La luz, todos los días diferente, envuelve la ciudad con ropajes distintos. La mañana despuntó brumosa y, aunque luego fue abriendo, dejó la ciudad vestida de plomo, una luz blanca mate acompañó mi caminar. La iglesia de San Pedro reflejándose en un mar dormido, del color del acero, confundiéndose con el horizonte.

El mar bate suavemente el muro del paseo marítimo, nada recuerda a ese "mar bravísimo" del que hablaba Jovellanos y que, en ocasiones, convierte en hazaña este mismo recorrido. La marea ha devorado la playa. Huele intensamente a ocle.



De repente soy testigo de una escena cuya violencia me ha dejado impresionada. Una gaviota vuela bajo, delante de mí, agarrando con el pico la nuca de una paloma que aletea desesperada, tratando de zafarse.
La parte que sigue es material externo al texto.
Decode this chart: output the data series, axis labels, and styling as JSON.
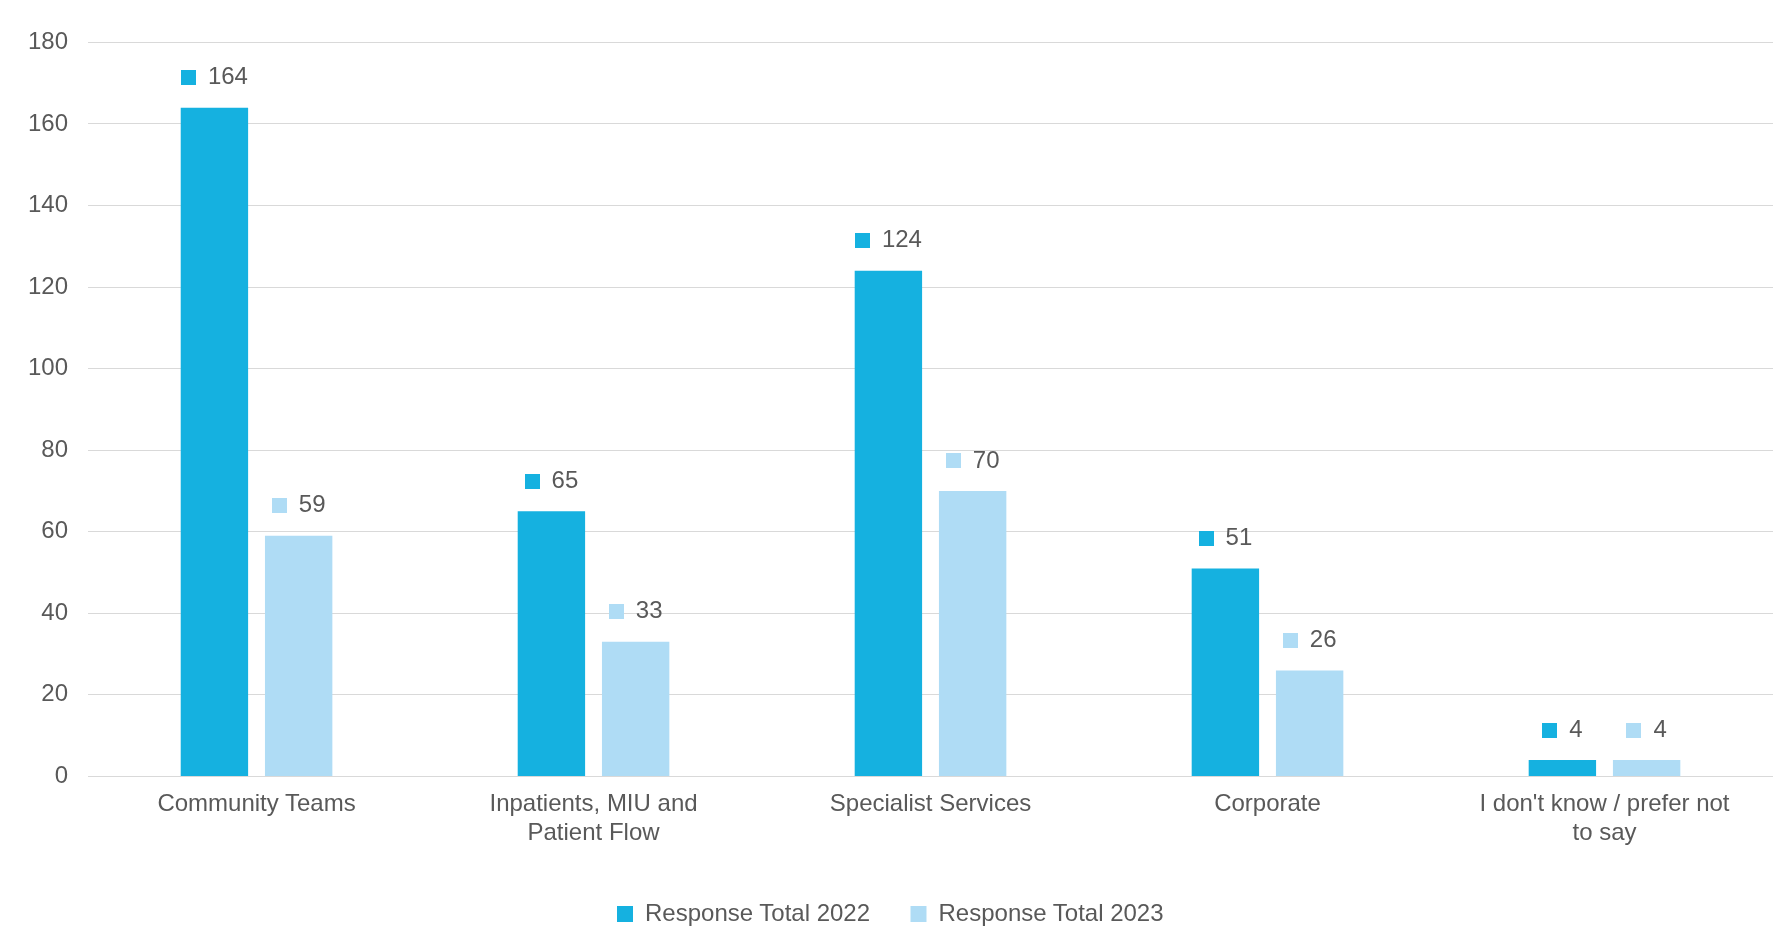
{
  "chart_data": {
    "type": "bar",
    "categories": [
      "Community Teams",
      "Inpatients, MIU and Patient Flow",
      "Specialist Services",
      "Corporate",
      "I don't know / prefer not to say"
    ],
    "series": [
      {
        "name": "Response Total 2022",
        "color": "#15b1e0",
        "values": [
          164,
          65,
          124,
          51,
          4
        ]
      },
      {
        "name": "Response Total 2023",
        "color": "#afdcf5",
        "values": [
          59,
          33,
          70,
          26,
          4
        ]
      }
    ],
    "ylim": [
      0,
      180
    ],
    "yticks": [
      0,
      20,
      40,
      60,
      80,
      100,
      120,
      140,
      160,
      180
    ],
    "grid": "y",
    "legend": "bottom",
    "data_labels": true
  }
}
La gaviota describe un círculo en el aire, sacude en dos ocasiones el cuerpo de la paloma que, de repente, logra desprenderse y emprende un vuelo desordenado y liberador. Pero la gaviota se dispara contra ella, la sigue, amenazante, y las pierdo de vista cuando se internan entre los árboles del Parque de Isabel la Católica.



En 1970, para gran regocijo de los niños, colocaron en lo que entonces era el final del Muro esta escultura que veis, Monumento a la madre del emigrante, obra del escultor Ramón Muriedas. Su figura, dramática e imponente recortándose contra el cielo y el mar, en actitud  implorante, fue bautizada por los gijoneses como La lloca del rinconín.











Por la tarde la luz blanca se volvió más brillante, después de una granizada que me pilló en el interior del Museo Barjola (excelente pintor, gijonés de adopción, de cuya obra os hablaré uno de estos días) y con enorme riesgo de coger una chupa de cuidado me acerqué al puerto deportivo y a la preciosa escultura de Joaquín Vaquero Turcios, Nordeste, que corona la cuesta que conduce desde mi casa al mar.








Y así acabó el día.

1 comentario:

  1. En efecto, Sol, contemplar el cielo y el mar de nuestra tierra, de nuestra querida patria, es como sentarse ante el fuego de una hoguera o chimenea: siempre cambiante, siempre sorprendente; como si todo estuviese por hacer por insospechado.
    Mira, yo ahora en la noche, escucho cómo estalla la mar en el cercano acantilado y me empequeñezco ante tanta hermosura, como si abrazase un cuerpo en el barlovento del amor.